İslam sanatlarına ilgim, bilhassa 15 ve 16’ncı yüzyıl minyatür resmine dair hayranlığıma uzanıyor ve bu ilgi yıllara uzanan, içine güncel pratikleri de katan bir artış seyrediyor. Son 10 yılda Körfez’de yaşanan güncel sanat patlamasını bizzat yakından takip ettim, ama bunun ne kadar süreceği sorusunun takdiri için henüz bir hüküm vermek de mümkün değildir.
- Tahran’daki, Şah döneminden gelme modern sanat koleksiyonu üzerine ne düşünüyorsunuz?
Tıpkı Lübnanlı sanatçı Walid Raad’ın son işlerinden birinde de tespit ettiği üzere, Körfez’de her ne olup bitiyorsa, bunu maddi zenginlik üzerinden elde ediyor.

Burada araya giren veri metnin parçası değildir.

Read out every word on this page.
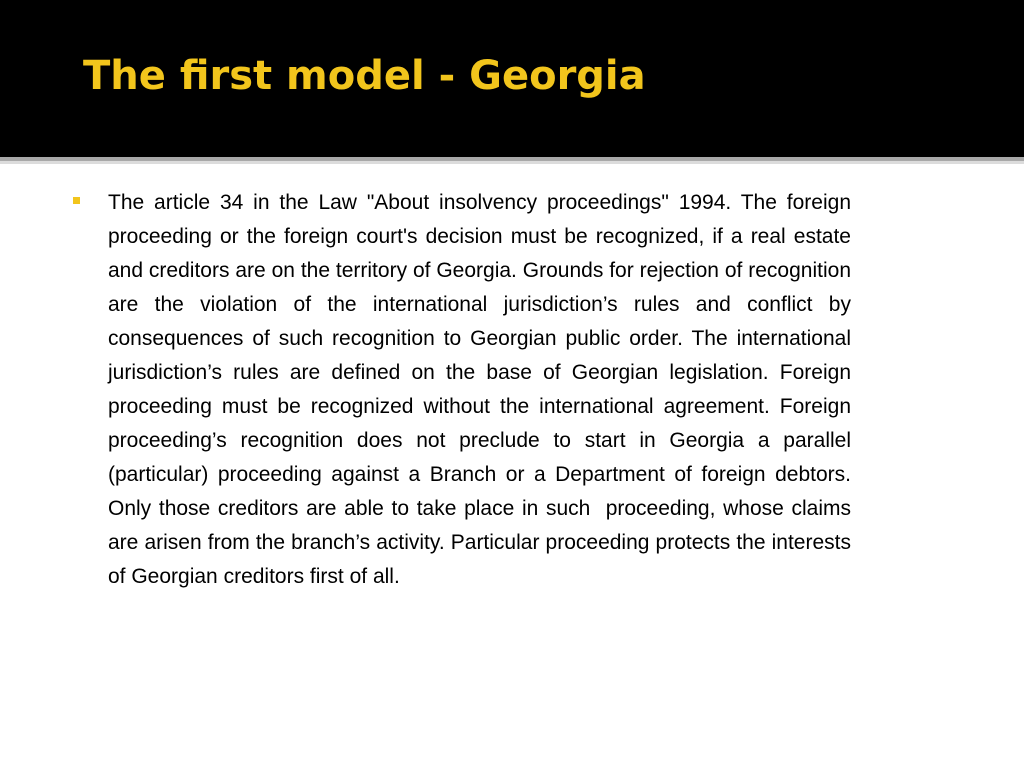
The first model - Georgia

The article 34 in the Law "About insolvency proceedings" 1994. The foreign proceeding or the foreign court's decision must be recognized, if a real estate and creditors are on the territory of Georgia. Grounds for rejection of recognition are the violation of the international jurisdiction’s rules and conflict by consequences of such recognition to Georgian public order. The international jurisdiction’s rules are defined on the base of Georgian legislation. Foreign proceeding must be recognized without the international agreement. Foreign proceeding’s recognition does not preclude to start in Georgia a parallel (particular) proceeding against a Branch or a Department of foreign debtors. Only those creditors are able to take place in such  proceeding, whose claims are arisen from the branch’s activity. Particular proceeding protects the interests of Georgian creditors first of all.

Amman, Beyrut, İstanbul ve Cezayir gibi öteki yerlerde ise, dileyenler, bir tutam sanatçının, güncel diyalog için ciddi bir teşvik içinde olduğunu görebiliyor.
- IŞİD’in günlerdir tahrip ettiği antik kültür hazineleri üzerinden, Suriye veya Irak gibi yerlerde yaşanan kayıplar karşısında ana kurumlara ne gibi vazifeler düşüyor olabilir?

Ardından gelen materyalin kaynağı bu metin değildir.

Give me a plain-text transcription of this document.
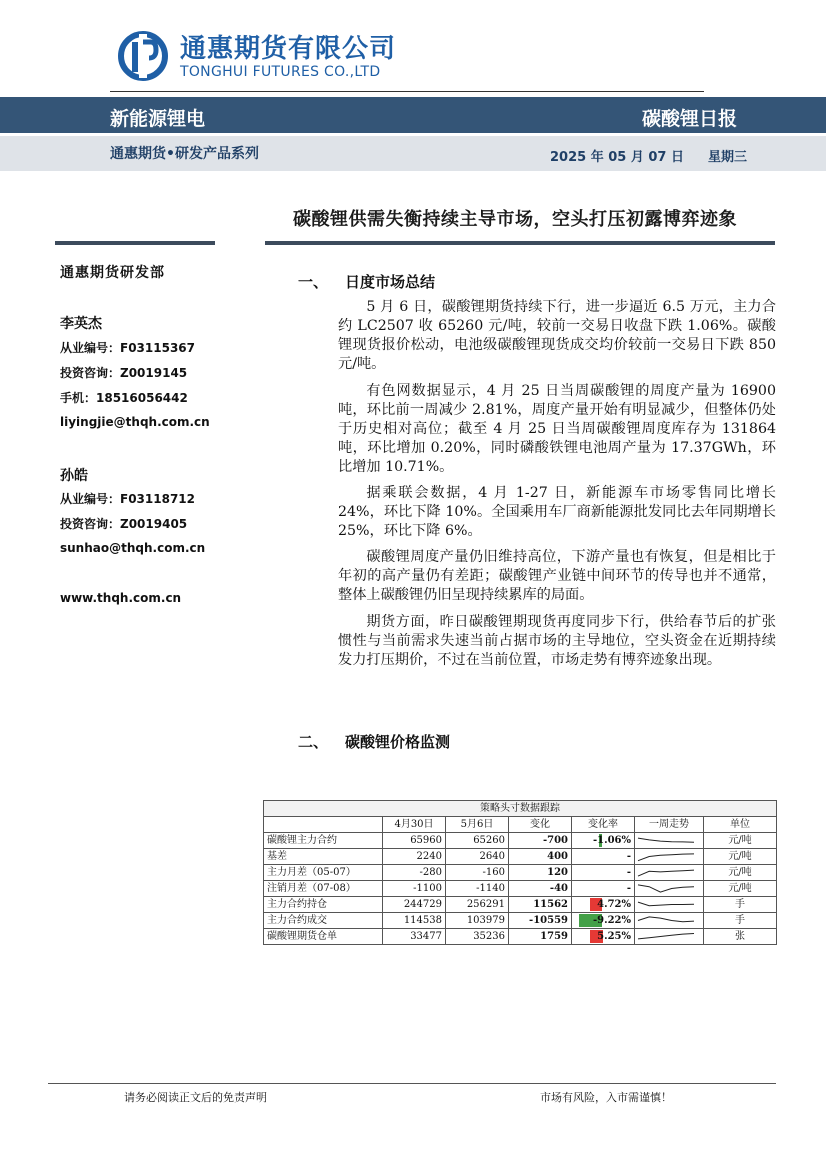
通惠期货有限公司
TONGHUI FUTURES CO.,LTD
新能源锂电	碳酸锂日报
通惠期货•研发产品系列	2025 年 05 月 07 日 星期三
碳酸锂供需失衡持续主导市场，空头打压初露博弈迹象
通惠期货研发部
李英杰
从业编号：F03115367
投资咨询：Z0019145
手机：18516056442
liyingjie@thqh.com.cn
孙皓
从业编号：F03118712
投资咨询：Z0019405
sunhao@thqh.com.cn
www.thqh.com.cn
一、 日度市场总结

5 月 6 日，碳酸锂期货持续下行，进一步逼近 6.5 万元，主力合约 LC2507 收 65260 元/吨，较前一交易日收盘下跌 1.06%。碳酸锂现货报价松动，电池级碳酸锂现货成交均价较前一交易日下跌 850 元/吨。

有色网数据显示，4 月 25 日当周碳酸锂的周度产量为 16900 吨，环比前一周减少 2.81%，周度产量开始有明显减少，但整体仍处于历史相对高位；截至 4 月 25 日当周碳酸锂周度库存为 131864 吨，环比增加 0.20%，同时磷酸铁锂电池周产量为 17.37GWh，环比增加 10.71%。

据乘联会数据，4 月 1-27 日，新能源车市场零售同比增长 24%，环比下降 10%。全国乘用车厂商新能源批发同比去年同期增长 25%，环比下降 6%。

碳酸锂周度产量仍旧维持高位，下游产量也有恢复，但是相比于年初的高产量仍有差距；碳酸锂产业链中间环节的传导也并不通常，整体上碳酸锂仍旧呈现持续累库的局面。

期货方面，昨日碳酸锂期现货再度同步下行，供给春节后的扩张惯性与当前需求失速当前占据市场的主导地位，空头资金在近期持续发力打压期价，不过在当前位置，市场走势有博弈迹象出现。

二、 碳酸锂价格监测
策略头寸数据跟踪						
	4月30日	5月6日	变化	变化率	一周走势	单位
碳酸锂主力合约	65960	65260	-700	-1.06%		元/吨
基差	2240	2640	400	-		元/吨
主力月差（05-07）	-280	-160	120	-		元/吨
注销月差（07-08）	-1100	-1140	-40	-		元/吨
主力合约持仓	244729	256291	11562	4.72%		手
主力合约成交	114538	103979	-10559	-9.22%		手
碳酸锂期货仓单	33477	35236	1759	5.25%		张
请务必阅读正文后的免责声明	市场有风险，入市需谨慎！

Anıtlar ve sanat eserlerinin, adı her ne olursa olsun tüm gruplar elinde ahlaksızca yok edilmesi, affedilmez, kınanması gereken ve insanlığa karşı suç olarak tariflenmesi söz konusu bir yıkımdır.
M-oMA’nın programlama sürecinde, yayımlanmış eleştiri ve izleyici dönüşlerinin payı nedir?

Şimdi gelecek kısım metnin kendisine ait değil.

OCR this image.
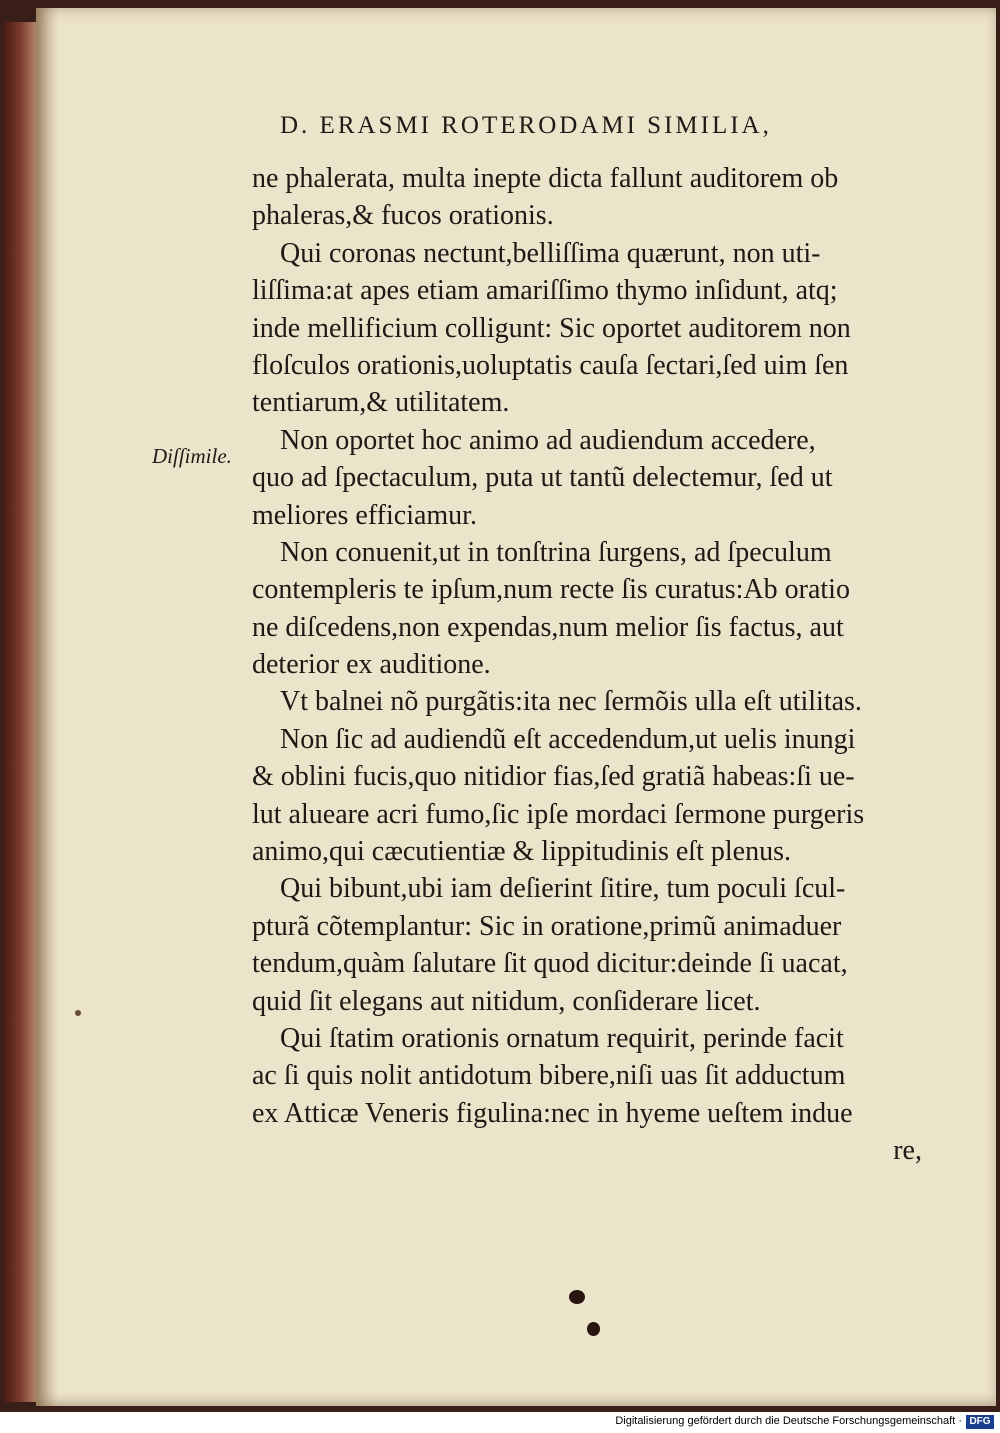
D. ERASMI ROTERODAMI SIMILIA,
Diſſimile.
ne phalerata, multa inepte dicta fallunt auditorem ob
phaleras,& fucos orationis.
Qui coronas nectunt,belliſſima quærunt, non uti-
liſſima:at apes etiam amariſſimo thymo inſidunt, atq;
inde mellificium colligunt: Sic oportet auditorem non
floſculos orationis,uoluptatis cauſa ſectari,ſed uim ſen
tentiarum,& utilitatem.
Non oportet hoc animo ad audiendum accedere,
quo ad ſpectaculum, puta ut tantũ delectemur, ſed ut
meliores efficiamur.
Non conuenit,ut in tonſtrina ſurgens, ad ſpeculum
contempleris te ipſum,num recte ſis curatus:Ab oratio
ne diſcedens,non expendas,num melior ſis factus, aut
deterior ex auditione.
Vt balnei nõ purgãtis:ita nec ſermõis ulla eſt utilitas.
Non ſic ad audiendũ eſt accedendum,ut uelis inungi
& oblini fucis,quo nitidior fias,ſed gratiã habeas:ſi ue-
lut alueare acri fumo,ſic ipſe mordaci ſermone purgeris
animo,qui cæcutientiæ & lippitudinis eſt plenus.
Qui bibunt,ubi iam deſierint ſitire, tum poculi ſcul-
pturã cõtemplantur: Sic in oratione,primũ animaduer
tendum,quàm ſalutare ſit quod dicitur:deinde ſi uacat,
quid ſit elegans aut nitidum, conſiderare licet.
Qui ſtatim orationis ornatum requirit, perinde facit
ac ſi quis nolit antidotum bibere,niſi uas ſit adductum
ex Atticæ Veneris figulina:nec in hyeme ueſtem indue
re,
Digitalisierung gefördert durch die Deutsche Forschungsgemeinschaft · DFG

Şahsen, çıkan eleştiriler ve izleyici dönüşleriyle yakından ilgiliyim. Ancak MoMA programını kendi küratöryel kadrosuyla tayin eder.
-Türkiye’den edindiğiniz yapıtlarla ilgili bariz bir strateji veya politika güdüyor musunuz?
Bölge bazında bir politikamız olmasa da, inandığımız sanatçıların işlerini takip etmekteyiz. Bir koleksiyon yaratmaktan kastımız, zamanının en ilginç sanatçılarını, dünyanın bir çok yerinden bir araya getirip, birbirleriyle diyaloğa sokabilmek. Örneğin Kutluğ Ataman, Halil Altındere ve Hüseyin Alptekin MoMA koleksiyonundalar ama Türk oldukları için değil, işleri kudretli, orijinal ve daha geniş, güncel bir diyaloğun bir parçası olduğu için böyleler.
- MoMA koleksiyonuna alınmış olmanın ‘Modern Sanat Tarihi’ne mal olmak anlamına geldiği sanılır. Bu sorumluluk size ne düşündürüyor?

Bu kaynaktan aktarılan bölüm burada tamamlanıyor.